But, naturally, the lady did not adopt the same view either of his rights or of her own actions. The 'very most' she had given him was leave to try his fortune, to recommend himself to her during the interval of time which was unavoidable. She was really rather glad of the interval, and observed one day to Mrs. Ladd that it would be no bad thing if everybody were forced to wait eight or nine months before they married. "Especially if we are to be bound by Mr. Attlebury's opinion!" she added, laughing.

She liked the idea of the marriage; it was suitable, and she was lonely and not rich. She was not yet sure how much she liked the man as she came to know him more intimately; now and then she saw signs of something which helped her to a better understanding of Mrs. Maxon's attitude. "Oh, I'm not afraid of fighting," she would then say to herself; "but I don't want to have to fight all the time. It's fatiguing, and rather vulgar." So she temporized, as the situation enabled her to do; for Maxon was still a tied man, however technical the tie had become; he was not in a position to force the pace. This accidental fact helped her to hold her own against his strong will and domineering instincts; for his conscience had granted him relief only on one point (if really on that), and it did not allow him to forget that he was still a married man.
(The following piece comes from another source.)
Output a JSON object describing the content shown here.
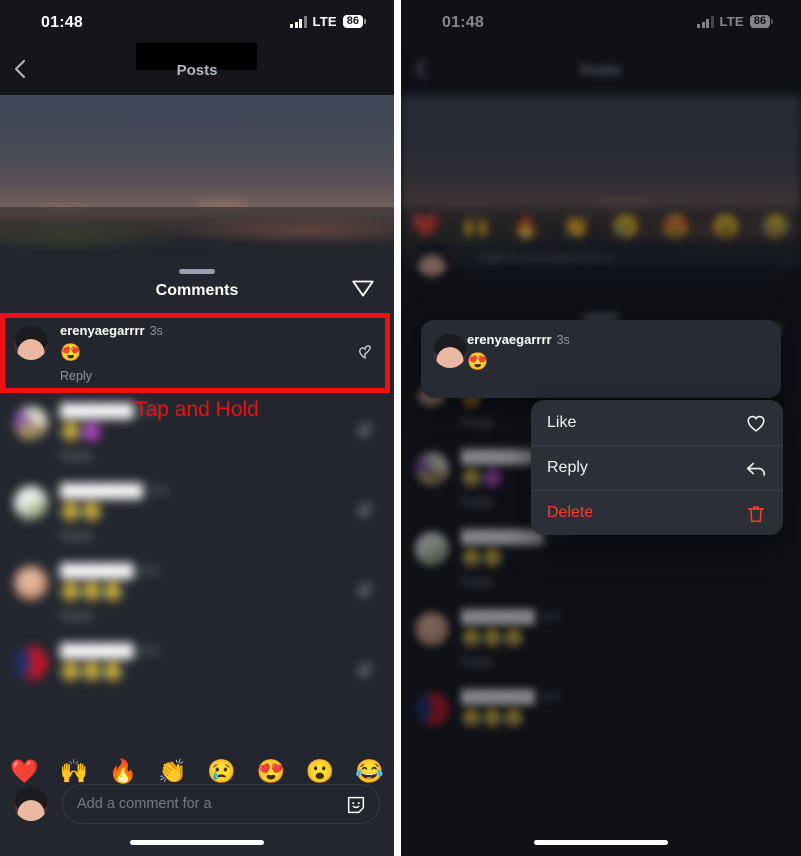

Lady Rosaline's attitude excited, of course, the liveliest curiosity and an abundance of gossip on the part of her friends, Mrs. Ladd and Miss Fortescue. What did Rosaline mean to do? "Oh, she means to have him," exclaimed Miss Fortescue, "in the end, you know!"

"I think she will, but I believe that quite a little thing might turn her," was Mrs. Ladd's more cautious verdict. Cyril Maxon would not have received it pleasantly.

The good ladies' great disappointment was that they could not induce their revered pastor to say a word on the subject, accessible and, indeed, chatty as he generally was with his flock. When Maxon had taken the first step in those proceedings which had so maddened poor old Mr. Ledstone, he had written to his friend a long and highly argumentative letter, justifying his course. Attlebury had replied in kind, and suggested an interview. This Maxon declined as painful to him, and ended with an asseveration that his conscience approved the course he was taking.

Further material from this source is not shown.